The book contains a number of recipes that indicate that it is of English origin, including "Recipe for Piles, from a physician in London," page 10; "New College Puddings," page 15; "Paste for Raised Pyes," page 45; "Fondu" (a sort of cheese bread pudding), pages 55 and 61 (two recipes); "Anchovy Toast," page 56; "Black Pudding," page 62, and "Soyer's new way of making Beef Tea" and "Oxtail Soup receipt from Soyer," pages 93-[94]. (The reference is to the French chef Alexis Soyer [1810-1858], who was a household name in Britain but little known in the United States.) Also, the English term "penny roll" is used in the recipe "To Make a Souffle," page 18. The book could have been begun in the last third of the eighteenth century, as the inscription suggests, because many of the recipes were current by this time. But several of the recipes on pages 1 through 93 have nineteenth-century dates, including Noyau, page 51, which is dated March 26, 1817, and Ginger Beer, which is dated 1825. The recipes following page 93 are later still, including a recipe for "Punch," dated 1828, and a recipe for "Muffin Pudding," dated 1869.

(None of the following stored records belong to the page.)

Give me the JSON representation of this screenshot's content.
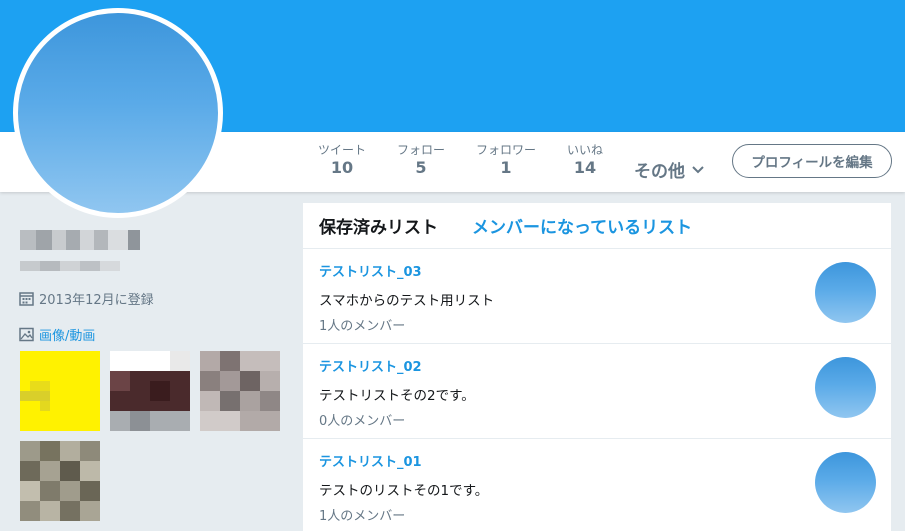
{
  "colors": {
    "banner": "#1da1f2",
    "accent": "#1b95e0",
    "muted": "#657786",
    "background": "#e6ecf0"
  },
  "profile": {
    "joined": "2013年12月に登録",
    "media_label": "画像/動画"
  },
  "stats": [
    {
      "label": "ツイート",
      "value": "10"
    },
    {
      "label": "フォロー",
      "value": "5"
    },
    {
      "label": "フォロワー",
      "value": "1"
    },
    {
      "label": "いいね",
      "value": "14"
    }
  ],
  "nav": {
    "more_label": "その他",
    "edit_profile_label": "プロフィールを編集"
  },
  "lists_panel": {
    "tabs": [
      {
        "label": "保存済みリスト",
        "active": true
      },
      {
        "label": "メンバーになっているリスト",
        "active": false
      }
    ],
    "items": [
      {
        "name": "テストリスト_03",
        "description": "スマホからのテスト用リスト",
        "members": "1人のメンバー"
      },
      {
        "name": "テストリスト_02",
        "description": "テストリストその2です。",
        "members": "0人のメンバー"
      },
      {
        "name": "テストリスト_01",
        "description": "テストのリストその1です。",
        "members": "1人のメンバー"
      }
    ]
  },
  "icons": {
    "joined": "calendar-icon",
    "media": "image-icon",
    "more": "chevron-down-icon"
  }
}
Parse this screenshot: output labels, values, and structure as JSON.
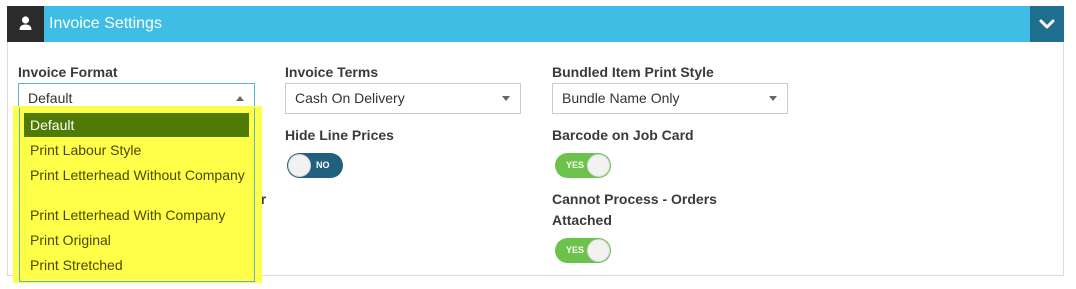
{
  "header": {
    "title": "Invoice Settings",
    "user_icon": "user-icon",
    "collapse_icon": "chevron-down-icon",
    "color": "#3fbde5"
  },
  "invoice_format": {
    "label": "Invoice Format",
    "selected": "Default",
    "options": [
      "Default",
      "Print Labour Style",
      "Print Letterhead Without Company",
      "Print Letterhead With Company",
      "Print Original",
      "Print Stretched"
    ]
  },
  "invoice_terms": {
    "label": "Invoice Terms",
    "selected": "Cash On Delivery"
  },
  "bundled_item_print_style": {
    "label": "Bundled Item Print Style",
    "selected": "Bundle Name Only"
  },
  "hide_line_prices": {
    "label": "Hide Line Prices",
    "state": "NO"
  },
  "barcode_on_job_card": {
    "label": "Barcode on Job Card",
    "state": "YES"
  },
  "cannot_process_orders": {
    "label_line1": "Cannot Process - Orders",
    "label_line2": "Attached",
    "state": "YES"
  },
  "obscured_label_fragment": "er",
  "colors": {
    "toggle_on": "#6cc24a",
    "toggle_off": "#22607f",
    "highlight": "#ffff4a",
    "selected_option": "#4f7a06"
  }
}
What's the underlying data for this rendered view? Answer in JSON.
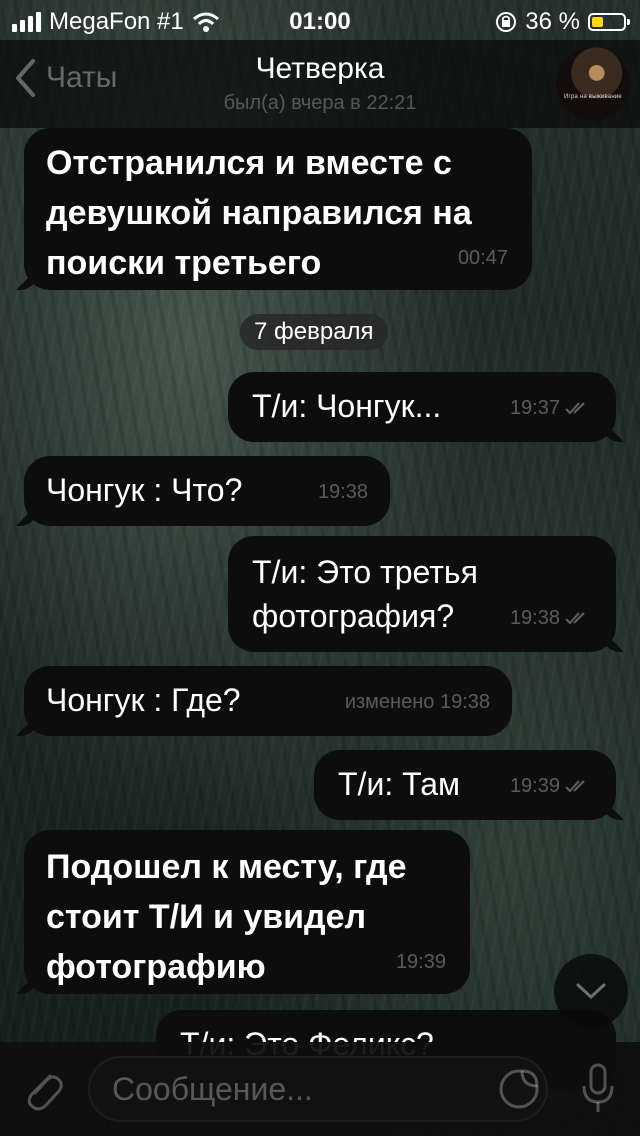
{
  "status_bar": {
    "carrier": "MegaFon #1",
    "time": "01:00",
    "battery_percent": "36 %",
    "battery_level": 0.36,
    "battery_color": "#ffd60a"
  },
  "nav": {
    "back_label": "Чаты",
    "title": "Четверка",
    "status": "был(а) вчера в 22:21",
    "avatar_caption": "Игра на выживание"
  },
  "messages": [
    {
      "side": "in",
      "text": "Отстранился и вместе с\nдевушкой направился на\nпоиски третьего",
      "time": "00:47"
    },
    {
      "side": "out",
      "text": "Т/и: Чонгук...",
      "time": "19:37"
    },
    {
      "side": "in",
      "text": "Чонгук : Что?",
      "time": "19:38"
    },
    {
      "side": "out",
      "text": "Т/и: Это третья\nфотография?",
      "time": "19:38"
    },
    {
      "side": "in",
      "text": "Чонгук : Где?",
      "time": "изменено 19:38"
    },
    {
      "side": "out",
      "text": "Т/и: Там",
      "time": "19:39"
    },
    {
      "side": "in",
      "text": "Подошел к месту, где\nстоит Т/И и увидел\nфотографию",
      "time": "19:39"
    },
    {
      "side": "out",
      "text": "Т/и: Это Феликс?",
      "time": ""
    }
  ],
  "date_separator": "7 февраля",
  "composer": {
    "placeholder": "Сообщение..."
  },
  "icons": [
    "signal-icon",
    "wifi-icon",
    "orientation-lock-icon",
    "battery-icon",
    "back-chevron-icon",
    "read-check-icon",
    "scroll-down-icon",
    "attach-icon",
    "sticker-icon",
    "mic-icon"
  ]
}
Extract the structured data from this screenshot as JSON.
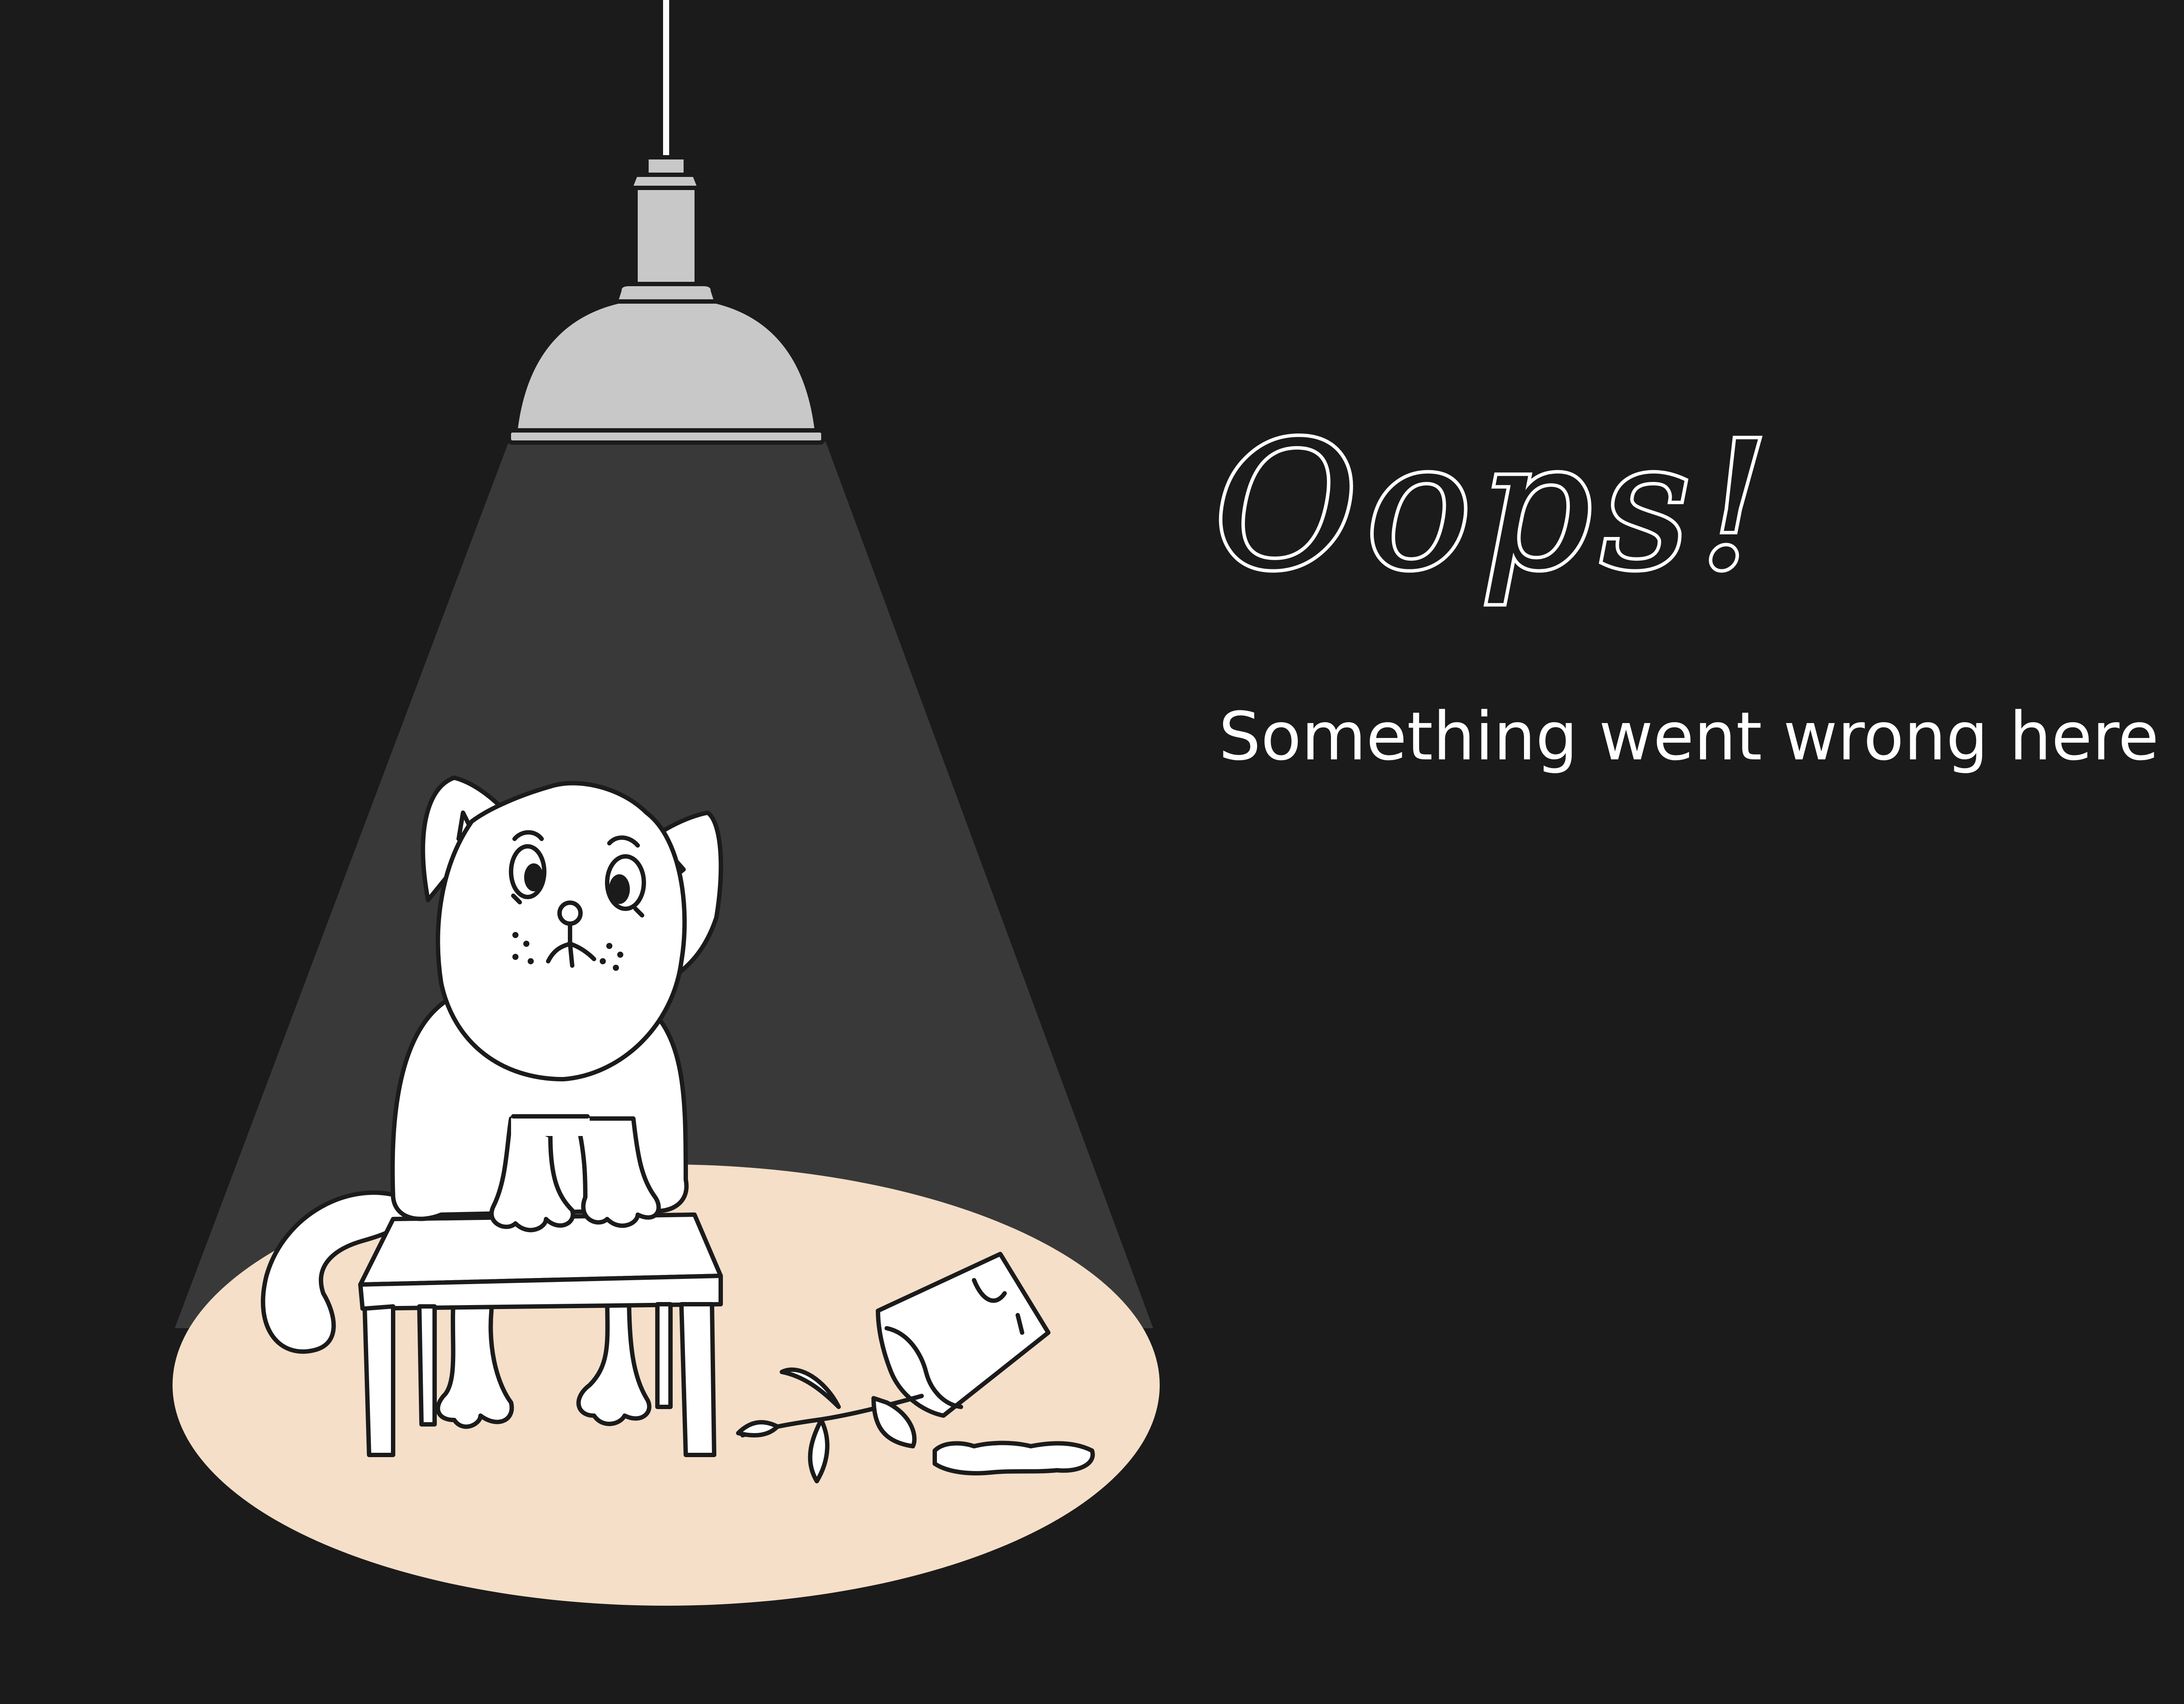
{
  "message": {
    "heading": "Oops!",
    "subheading": "Something went wrong here"
  },
  "illustration": {
    "subjects": [
      "ceiling-lamp",
      "light-beam",
      "cat",
      "stool",
      "spilled-flower-pot"
    ]
  },
  "colors": {
    "background": "#1b1b1b",
    "beam": "#393939",
    "floor_light": "#f5dfc9",
    "lamp": "#c8c8c8",
    "outline": "#1b1b1b",
    "fill": "#ffffff",
    "text": "#ffffff"
  }
}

The culinary recipes suggest that the book was written by privileged individuals. The first recipe in the book, "Cutlets a la Maintenon," was a favorite fancy dinner party dish in the eighteenth century. Also fancy are "Forcemeat for a Perigord Pie," page 19, and "Chantilly Basket," page 21, which is made by fusing small ratafia cakes together with sugar syrup. Presumably, the basket is meant to be filled with whipped cream. As is typical of aristocratic English books of this period, there are a number of recipes for dinner-party soups, meat condiments (lemon pickle, India pickle, and various catsups), sauces for meat, game, and fish, rich puddings, and sweet fruit wines.